Applied Biosystems last week said it wants to offer early-access DNA sequencing services based on Agencourt Personal Genomics' new platform by the end of the year as the company looks to gain a foothold in the next-generation sequencing technology market.
Last week, ABI said that it would acquire the Agencourt Bioscience subsidiary from Beckman Coulter and other shareholders for approximately $120 million in cash (see BioCommerce Week 5/31/2006). The deal comes around eight months after ABI bought an undisclosed stake in sequencing startup VisiGen Biotechnologies, and it is the latest step in ABI's evolving strategy for the next-generation sequencing platforms.
This week the firm detailed its plans for launching the APG instrument and getting it into the hands of "key" researchers. Those plans include offering early-access sequencing services to certain users by the end of the year, followed by early-access instrument placements sometime in 2007, said Kevin Corcoran, vice president and general manager of ABI's genetic analysis business, in an interview with BioCommerce Week sister publication GenomeWeb News.
After the early-access placements, ABI plans to enter the market with a "very robust instrument and reagents." The price for the instrument will be "competitive" with ABI's 3730XL capillary electrophoresis sequencer, the high-end version of which lists for $365,000.
The APG instrument will compete with several other efforts from start-up rivals including 454 Life Sciences, Solexa, Helicos BioSciences, Pacific Biosciences, Microchip Biotechnologies, AQI Sciences, GenoVoxx, and VisiGen Biotechnologies — each looking to stake an early lead in the next-generation sequencing market.

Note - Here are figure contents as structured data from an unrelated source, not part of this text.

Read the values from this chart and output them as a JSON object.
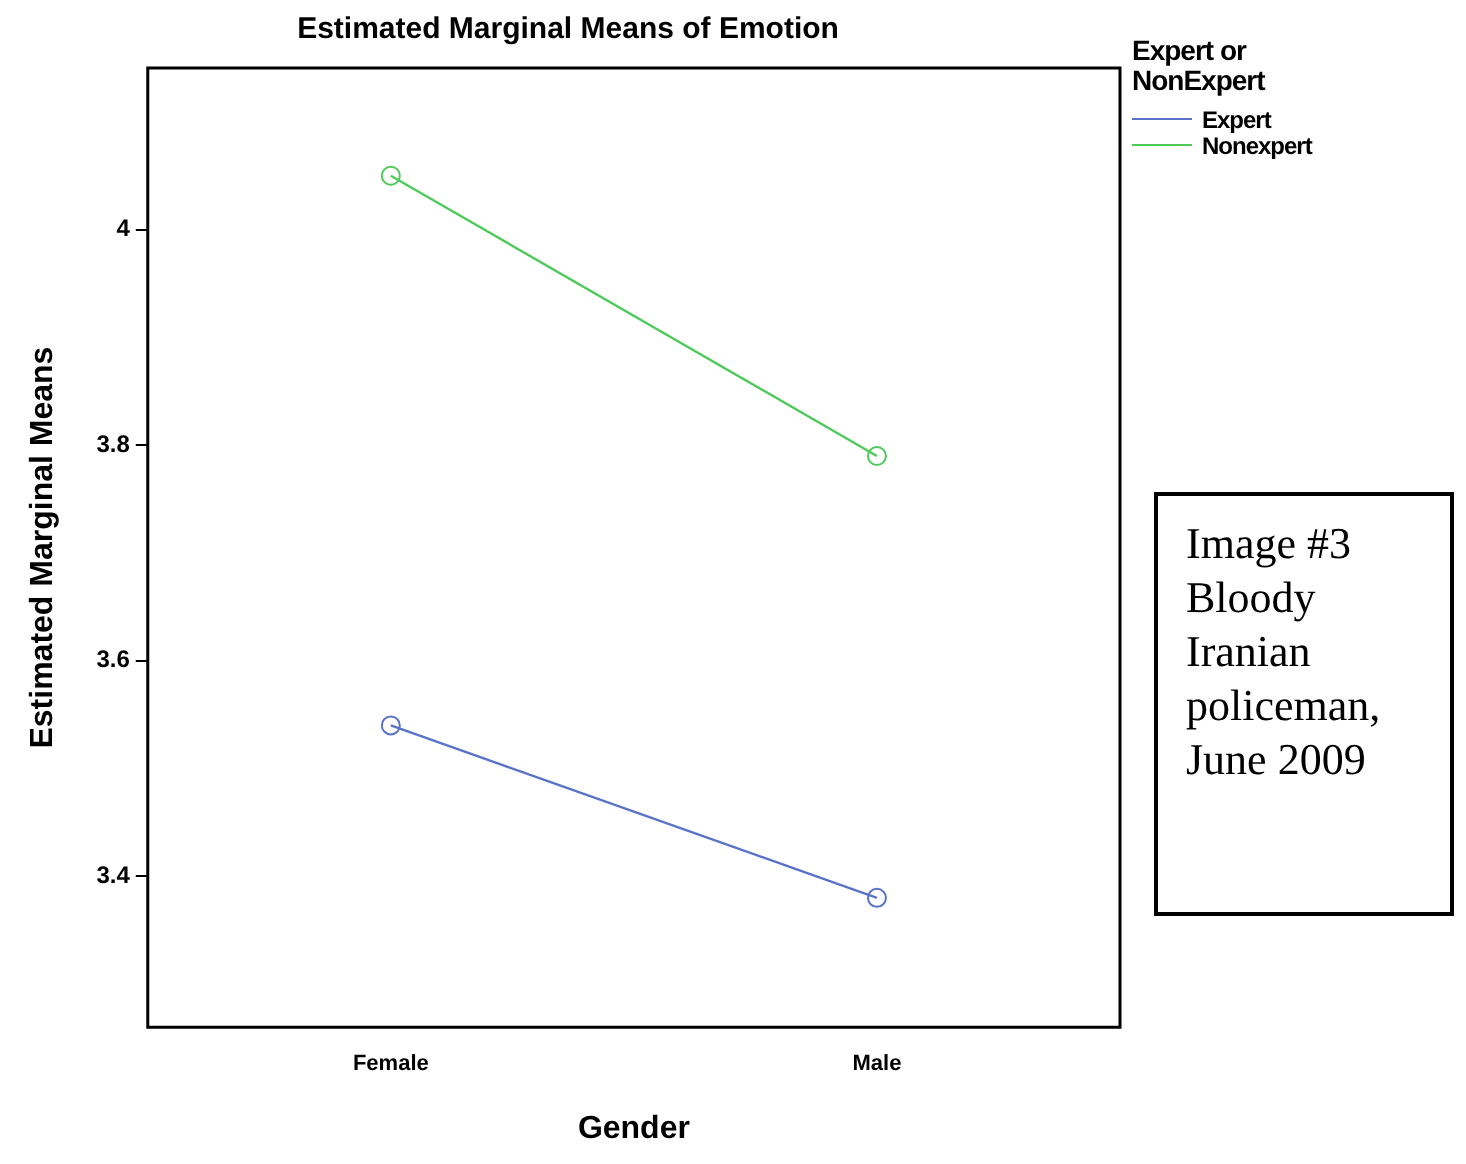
{
  "chart_data": {
    "type": "line",
    "title": "Estimated Marginal Means of Emotion",
    "xlabel": "Gender",
    "ylabel": "Estimated Marginal Means",
    "legend_title": "Expert or NonExpert",
    "categories": [
      "Female",
      "Male"
    ],
    "series": [
      {
        "name": "Expert",
        "color": "#5a73c8",
        "values": [
          3.54,
          3.38
        ]
      },
      {
        "name": "Nonexpert",
        "color": "#4ec95a",
        "values": [
          4.05,
          3.79
        ]
      }
    ],
    "ylim": [
      3.26,
      4.15
    ],
    "yticks": [
      3.4,
      3.6,
      3.8,
      {
        "value": 4,
        "label": "4"
      }
    ],
    "grid": false,
    "legend": "top right",
    "marker": "circle",
    "line_style": "solid",
    "annotations": [
      "Image #3 Bloody Iranian policeman, June 2009"
    ]
  }
}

Thus far, 454 is the only firm out of the bunch to sell its instrument, while Solexa hopes to commercialize its platform within the next few months. The others are in various stages of development, with Helicos recently telling BioCommerce Week sister publication Genome Technology that it plans to begin marketing its sequencer in 2007.
ABI will market the instrument for different applications, the two most important ones being high-throughput sequencing and gene expression analysis, according to Corcoran.
On the bioinformatics side, ABI said it plans to integrate the software to analyze data from its CE sequencing instruments and from APG's platform. "Integrating those two datasets is going to be ultimately what gives people the highest level of performance," Corcoran said.
In addition, the company plans to make the software for the new instrument an open system "from day one" so that third parties can add to it, Corcoran said. For example, he said, users of existing ABI sequencers have long been asking for access to the file formats and the company is "actively working on" opening the software of its CE sequencers, he said.
ABI said it plans to retain APG's group of about 20 scientists, who will remain in the company's Beverly, Mass., headquarters and closely collaborate with the ABI R&D team in Foster City, Calif. More staff would be added "as needed" on either coast, according to Corcoran. "It doesn't hurt having things in two different time zones to sort of swing-shift the R&D," McKernan said, adding that the teams would "get three more hours out of our days."
But the APG acquisition is not ABI's last word in its pursuit of next-generation sequencing technologies. The company is doing internal research and looking to invest externally into so-called real-time single-molecule sequencing technologies that produce read lengths in excess of 500 bases.
"That drove our investment in VisiGen" last year, Corcoran said, a platform ABI is still very interested in. These technologies — which include, for example, nanopore sequencing and zero-mode waveguide sequencing, according to Corcoran — are "probably seven to eight years out," he added.
ABI evaluated more than 40 sequencing technologies both from private companies and from academic labs before settling on APG. According to Corcoran, the company assessed these platforms by comparing total throughput, scalability, data quality, read length, cost per finished base, number of possible applications, and commercial feasibility.
Some technologies dropped out because they were not yet developed far enough. "If it looks great but it requires three miracles to be pulled off before you can use that technology, that's something you want to stay away from," Corcoran said.
After ranking the technologies, APG came out on top. "We felt that it scored the highest in most of these particular areas," Corcoran said.
Another potential advantage APG had was the longstanding relationship its parent has had with ABI: Agencourt Bioscience's sequencing center, which provides sequencing, SNP discovery, and library construction services, owns 31 ABI 3730XL sequencers. The sequencing service business, which is not part of APG, will remain with Beckman.
"Agencourt Bioscience is a very good customer of ours," said Corcoran, and ABI has been aware of APG's work on next-generation sequencing for a long time.